MTN CEO Rob Shuter said entry-level and out-of-bundle data prices are high and need to be addressed.
This was in response to a question from Bruce Whitfield as to why mobile data in South Africa is so “infernally expensive”.
Shuter said data pricing is a complex science, and is not the same across all global markets.
He said while MTN’s bundled data prices compare favourably against global standards, entry-level and out-of-bundle prices are high.
Shuter said there are two problems with how data is priced:
- Entry-level pricing for data for someone who did not buy a data bundle on the MTN network is high.
- When a person goes out-of-bundle after depleting a data bundle, they are put on a high tariff.
He said there is a legitimate public concern regarding high entry-level and out-of-bundle data prices.

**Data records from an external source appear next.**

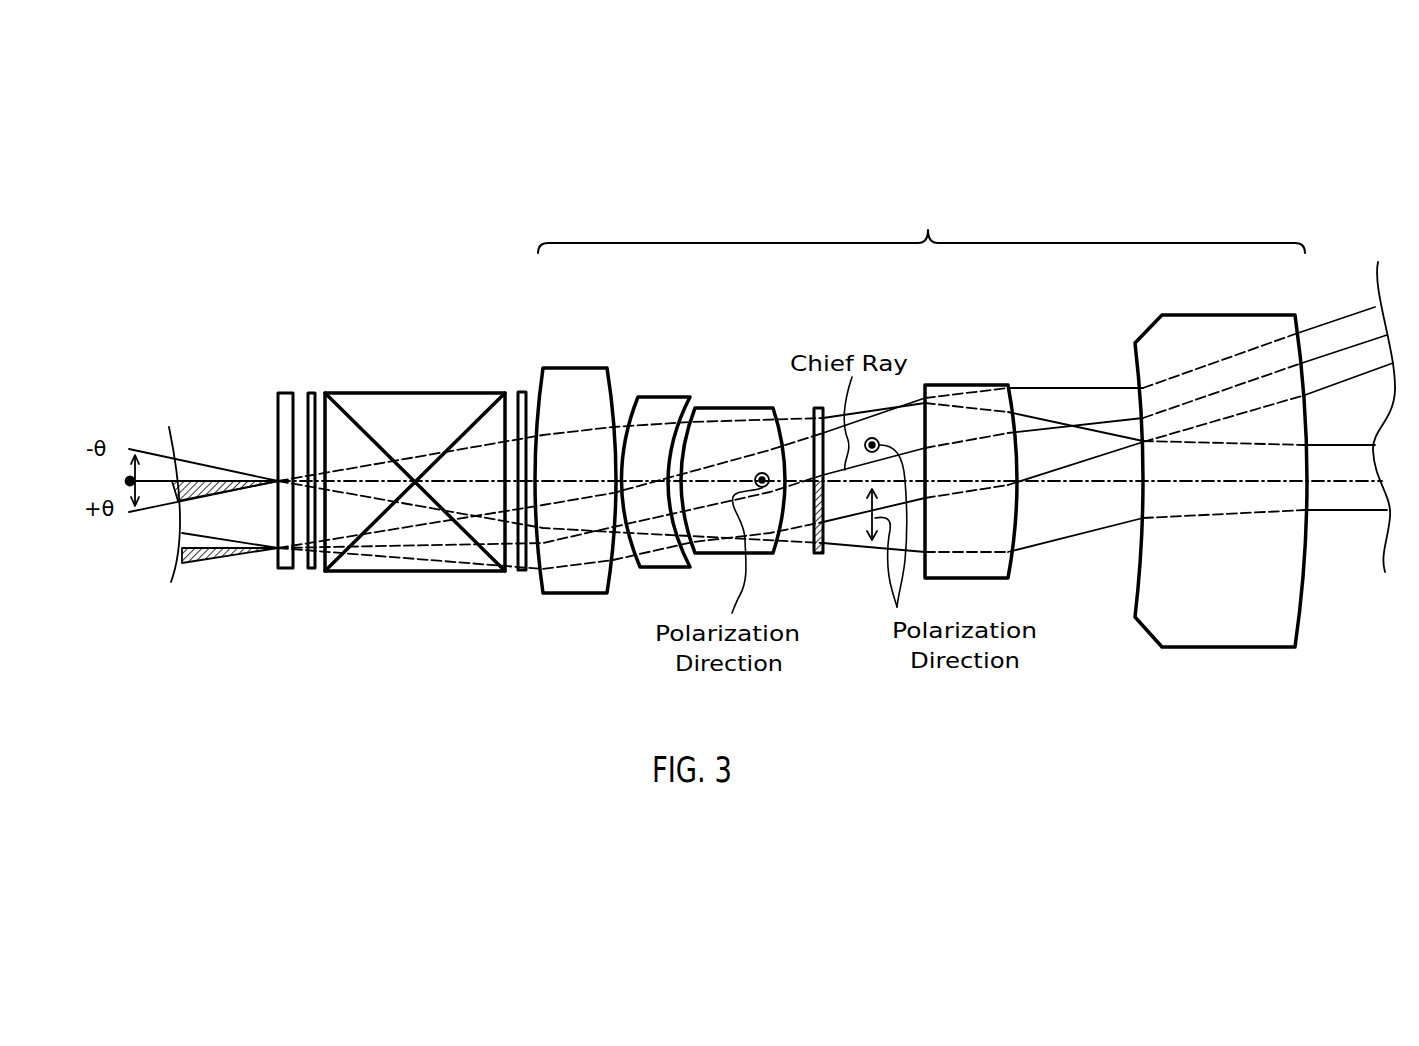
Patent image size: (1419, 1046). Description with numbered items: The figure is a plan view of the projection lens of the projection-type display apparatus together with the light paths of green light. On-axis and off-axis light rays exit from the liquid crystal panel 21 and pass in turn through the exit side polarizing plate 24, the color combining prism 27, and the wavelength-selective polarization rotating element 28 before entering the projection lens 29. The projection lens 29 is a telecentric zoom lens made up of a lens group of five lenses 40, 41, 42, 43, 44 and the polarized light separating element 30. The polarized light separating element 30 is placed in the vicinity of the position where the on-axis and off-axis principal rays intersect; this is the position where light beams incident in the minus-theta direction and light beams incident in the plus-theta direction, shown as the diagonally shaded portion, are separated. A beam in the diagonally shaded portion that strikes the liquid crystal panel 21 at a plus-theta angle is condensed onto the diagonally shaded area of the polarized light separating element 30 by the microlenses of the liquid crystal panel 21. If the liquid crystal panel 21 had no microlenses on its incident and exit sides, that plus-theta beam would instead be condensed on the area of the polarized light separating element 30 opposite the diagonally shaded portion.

The liquid crystal panel 21 is at (283, 393).
The exit side polarizing plate 24 is at (311, 568).
The color combining prism 27 is at (413, 571).
The wavelength-selective polarization rotating element 28 is at (520, 392).
The projection lens 29 is at (921, 229).
The polarized light separating element 30 is at (818, 553).
The lens 40 is at (578, 368).
The lens 41 is at (663, 397).
The lens 42 is at (725, 408).
The lens 43 is at (952, 385).
The lens 44 is at (1181, 315).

These prices are not commercially sensible for the industry, as their aim is for customers to use data, to increase data services, and to build the online industry.
Commenting on the issue of expiring data, Shuter said it is the way the industry has evolved over the years.

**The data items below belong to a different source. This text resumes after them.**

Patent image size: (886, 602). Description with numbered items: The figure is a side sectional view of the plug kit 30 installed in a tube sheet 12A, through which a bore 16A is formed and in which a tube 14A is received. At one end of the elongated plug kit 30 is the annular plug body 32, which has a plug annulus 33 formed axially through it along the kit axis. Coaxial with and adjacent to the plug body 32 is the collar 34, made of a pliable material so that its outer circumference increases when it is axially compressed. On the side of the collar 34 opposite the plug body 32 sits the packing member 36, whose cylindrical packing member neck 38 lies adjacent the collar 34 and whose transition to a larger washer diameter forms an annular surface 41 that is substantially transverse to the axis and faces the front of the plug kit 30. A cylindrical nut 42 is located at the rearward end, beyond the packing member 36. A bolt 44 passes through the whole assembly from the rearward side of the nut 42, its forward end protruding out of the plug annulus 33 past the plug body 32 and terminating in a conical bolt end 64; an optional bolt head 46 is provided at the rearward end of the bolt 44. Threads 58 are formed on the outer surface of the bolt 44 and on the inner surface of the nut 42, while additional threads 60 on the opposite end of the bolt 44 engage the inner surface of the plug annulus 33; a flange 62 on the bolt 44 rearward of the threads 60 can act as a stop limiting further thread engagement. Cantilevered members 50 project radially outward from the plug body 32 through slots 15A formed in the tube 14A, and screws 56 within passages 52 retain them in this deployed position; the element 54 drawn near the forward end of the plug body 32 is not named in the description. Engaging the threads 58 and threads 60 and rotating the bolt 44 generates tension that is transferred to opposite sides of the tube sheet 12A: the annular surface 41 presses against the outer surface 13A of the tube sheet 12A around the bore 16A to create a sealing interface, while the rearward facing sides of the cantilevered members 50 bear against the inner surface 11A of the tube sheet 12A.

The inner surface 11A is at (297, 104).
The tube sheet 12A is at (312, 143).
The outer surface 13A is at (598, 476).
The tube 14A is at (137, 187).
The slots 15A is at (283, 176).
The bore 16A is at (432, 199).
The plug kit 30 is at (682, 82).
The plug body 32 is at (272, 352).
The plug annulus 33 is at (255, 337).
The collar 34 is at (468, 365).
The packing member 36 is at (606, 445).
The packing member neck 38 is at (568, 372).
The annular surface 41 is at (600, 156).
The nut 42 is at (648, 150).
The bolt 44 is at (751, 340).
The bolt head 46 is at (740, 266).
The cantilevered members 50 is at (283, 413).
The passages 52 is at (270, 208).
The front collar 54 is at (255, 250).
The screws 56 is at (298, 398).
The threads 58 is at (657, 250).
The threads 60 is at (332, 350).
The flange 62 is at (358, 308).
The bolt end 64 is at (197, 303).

It started with voice-minutes which were bundled, and has moved to mobile data bundles – which were sold in the same fashion.

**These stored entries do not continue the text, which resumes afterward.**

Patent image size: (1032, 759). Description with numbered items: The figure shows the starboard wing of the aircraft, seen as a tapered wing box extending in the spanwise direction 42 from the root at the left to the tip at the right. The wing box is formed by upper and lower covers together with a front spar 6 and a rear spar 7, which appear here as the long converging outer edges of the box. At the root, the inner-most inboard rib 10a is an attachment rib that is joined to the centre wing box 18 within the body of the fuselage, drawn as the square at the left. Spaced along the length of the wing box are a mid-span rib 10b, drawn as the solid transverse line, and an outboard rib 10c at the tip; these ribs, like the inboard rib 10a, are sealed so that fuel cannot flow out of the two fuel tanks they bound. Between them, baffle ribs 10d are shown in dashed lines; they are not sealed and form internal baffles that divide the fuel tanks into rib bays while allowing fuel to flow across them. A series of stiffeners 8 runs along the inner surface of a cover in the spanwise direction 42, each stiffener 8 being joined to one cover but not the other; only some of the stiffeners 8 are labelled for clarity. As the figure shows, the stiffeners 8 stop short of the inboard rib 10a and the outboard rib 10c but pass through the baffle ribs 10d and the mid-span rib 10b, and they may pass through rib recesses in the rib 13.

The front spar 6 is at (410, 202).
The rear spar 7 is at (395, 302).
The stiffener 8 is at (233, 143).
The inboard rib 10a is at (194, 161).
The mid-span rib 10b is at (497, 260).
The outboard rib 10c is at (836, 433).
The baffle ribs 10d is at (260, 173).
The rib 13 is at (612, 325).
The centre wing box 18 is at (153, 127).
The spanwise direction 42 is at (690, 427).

In-bundle rates for voice minutes or megabytes of data are cheaper than standard rates, because you “buy in bulk”.
However, the lower bulk-pricing carries the disadvantage of expiring if you do not use it within a cerain time frame.
“This is how the industry has evolved – you can either pay per MB or minute, or you can buy a bundle, and what is not used often does not roll over,” said Shuter.
“Some people find it a practice which is not appealing, but it has also emerged over time because there was a demand for these bundled products.”
Shuter said MTN has 230 million subscribers globally, of which around 70 million are data subscribers.
The challenge for MTN is to get the rest of its subscribers onto data services, which will require a different commercial approach.
“These new data customers are going to be in rural areas, and they are going to buy smaller amounts of data,” said Shuter.
He said the data pricing methodology across MTN needs work and attention, which is why the company has embraced a “dual data strategy”.
The strategy involves rolling out high-speed data networks and services to high-end consumers in urban areas first, and then bringing these services to rural areas.
“We really need a good strategy – coverage, commercial models, and handsets – to bring the next 100 million customers into the data world.”